On older kernels a "iostat -x 1" would give you an allmost idling disk
If "iostat -x 1 gives you up to 100% usage in the last column, you
have vm-io-trouble. I've tried to ajust alot of the settings under vm
and disk, but I can't seem to get it to behave like old linux kernels
(Newer FreeBSD-kernels seem to have a similar problem

My fix: Use The malloc backend instead of mmap'ed datafile.
To do this you have to add a pretty large swap, just trash the
filesystem you used to store you datafile on and give it to swap
and add "-s malloc,30G" for a "datafile" of 30G on swap.

High Load, slow backends, Thread Pile-up
In my case I have 3 varnishes talking to the same backend for a specific
service. Each varnish serving 4000 hits/s, So about 12000 hits/s.

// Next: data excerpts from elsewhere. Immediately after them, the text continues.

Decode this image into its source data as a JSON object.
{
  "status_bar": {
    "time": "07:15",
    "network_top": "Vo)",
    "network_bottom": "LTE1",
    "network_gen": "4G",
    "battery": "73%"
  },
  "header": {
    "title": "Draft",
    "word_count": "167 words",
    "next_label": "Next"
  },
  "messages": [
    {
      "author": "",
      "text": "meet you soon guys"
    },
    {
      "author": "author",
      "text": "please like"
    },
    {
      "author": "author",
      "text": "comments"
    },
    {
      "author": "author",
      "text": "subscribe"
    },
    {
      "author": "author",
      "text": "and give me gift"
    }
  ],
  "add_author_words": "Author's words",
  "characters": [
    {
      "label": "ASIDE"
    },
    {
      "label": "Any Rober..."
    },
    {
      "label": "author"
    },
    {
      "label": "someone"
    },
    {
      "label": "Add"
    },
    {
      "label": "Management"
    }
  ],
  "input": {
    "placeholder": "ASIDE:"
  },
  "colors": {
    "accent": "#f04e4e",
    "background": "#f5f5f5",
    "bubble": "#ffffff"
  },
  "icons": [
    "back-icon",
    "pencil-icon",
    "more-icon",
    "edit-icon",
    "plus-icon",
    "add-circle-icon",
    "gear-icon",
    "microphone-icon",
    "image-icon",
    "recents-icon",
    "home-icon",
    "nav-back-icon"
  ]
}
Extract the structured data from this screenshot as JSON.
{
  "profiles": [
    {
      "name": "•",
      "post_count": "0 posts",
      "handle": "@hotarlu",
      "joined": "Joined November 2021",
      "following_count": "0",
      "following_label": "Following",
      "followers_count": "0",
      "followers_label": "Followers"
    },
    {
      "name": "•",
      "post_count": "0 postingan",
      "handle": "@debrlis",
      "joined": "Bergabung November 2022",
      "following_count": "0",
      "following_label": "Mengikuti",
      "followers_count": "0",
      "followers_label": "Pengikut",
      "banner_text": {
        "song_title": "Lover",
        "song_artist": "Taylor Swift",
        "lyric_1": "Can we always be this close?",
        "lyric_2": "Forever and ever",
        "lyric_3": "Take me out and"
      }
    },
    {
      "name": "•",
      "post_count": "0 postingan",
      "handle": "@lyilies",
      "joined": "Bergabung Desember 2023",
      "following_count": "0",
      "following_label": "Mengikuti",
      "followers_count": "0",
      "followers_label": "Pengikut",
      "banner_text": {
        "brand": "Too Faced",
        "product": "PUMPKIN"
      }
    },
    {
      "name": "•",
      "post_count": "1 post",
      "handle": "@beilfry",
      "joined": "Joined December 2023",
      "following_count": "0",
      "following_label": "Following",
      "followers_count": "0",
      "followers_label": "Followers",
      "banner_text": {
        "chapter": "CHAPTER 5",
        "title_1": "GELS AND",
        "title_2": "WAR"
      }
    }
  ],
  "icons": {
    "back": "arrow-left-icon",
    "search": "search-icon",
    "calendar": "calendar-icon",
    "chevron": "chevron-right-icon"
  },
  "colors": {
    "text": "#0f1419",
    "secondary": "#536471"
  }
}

Most
requests are hitting the same page.

The backend is pretty quick, answering in about 10 milliseconds, but that
is unfortunalty too slow in some cases.

When a client asks for a object that is new or gone stale, varnish
queues up the requests while it retrieves the object from the backend.
During the 10 milliseconds it takes to retrieve the object from the
backend 40 new requests is queued up waiting for the same object using
up a thread.  So what happens if the backend at some point use up to
maybe 1 full second to answer. Thread pile-up.
It's a bit tricky tosolve this, but we have some options.  
The first one is to enable object grace period, this allows
varnish to serve stale, but cacheable object to clients while
it retrives a new object from the backend.

set obj.grace = 30s;

at the top of both vcl_recv and vcl_fetch

this helps alot for stale objects, but its still a problem for new
object not yet in the cache. There is unfortunately not a good way of
dealing with this except "warming" up the cache by sending a request of
the object before you "publish" the object.